The standards of education have always been high in Halifax. She has been the educational center of the Maritime Provinces. Her academic attainments have brought to her much distinction and not a little glory. Her public schools boast many a fine record to furnish inspiration to each successive generation. To secure appointment to the Halifax teaching staff the applicant must possess the highest qualifications. But however much educational leaders may desire them, modern methods and up-to-date equipment await in large measure the public will. Only where there is a will is there a way. That the public will in Halifax is becoming awakened to the vital rôle her educators play is being proven by the response to the campaign for the expansion of Dalhousie University. That response has been most generous and general, while local contributions have been amplified by large benefactions from the Carnegie Corporation and the Rockefeller Foundation. Of the latter benefactions together amounting to one million dollars—four hundred thousand will be expended upon buildings and equipment. The modernizing process is shown again in the decision of the university to establish at once a Faculty of Commerce and to encourage the teaching of Spanish and Portuguese in the educational institutions of the city.

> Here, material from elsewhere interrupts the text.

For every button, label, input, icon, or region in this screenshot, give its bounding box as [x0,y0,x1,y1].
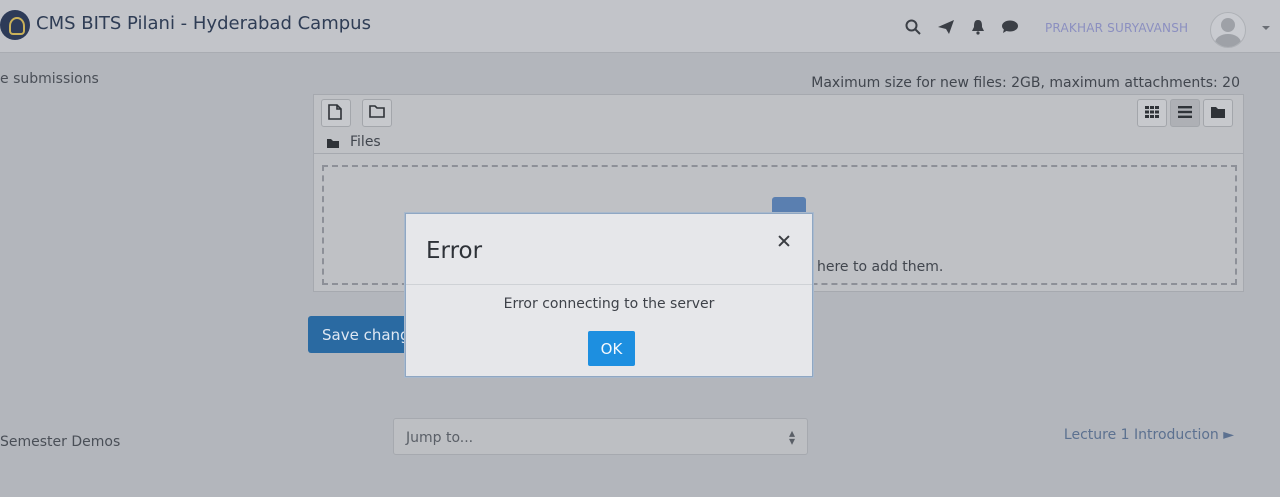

In the old teaching methods all are given the same course of instruction regardless of the individual mental differences. Today the effort is to provide an education to fit the mind rather than to force the mind to fit the education. In the public schools of Halifax there are not lacking indications which herald the coming of the newer pedagogy. Among these may be mentioned the opening of sub-normal classes for retarded children, experimentation with the social-recitation system, the display of Safety-First League posters and the development of those departments already established, viz. vocational and domestic training, manual and physical education, medical inspection, supervised playgrounds, school nurses, dental clinics, and the wider use of school plants in evening technical classes.

Halifax will sooner or later decide to employ to the fullest degree all the opportunities which child-training affords. The school system is an institution of society to mediate between a child and his environment. Children must learn to do and to be as well as to know. Their plastic minds must receive practice in resistance to domination by feeling and in the use of the intellect as the servant and guide of life. To the children of Halifax is due eventually a thorough training in citizenship. This is the last call of the new future in education. It rests upon the twin pillars of educational psychology and educational sociology.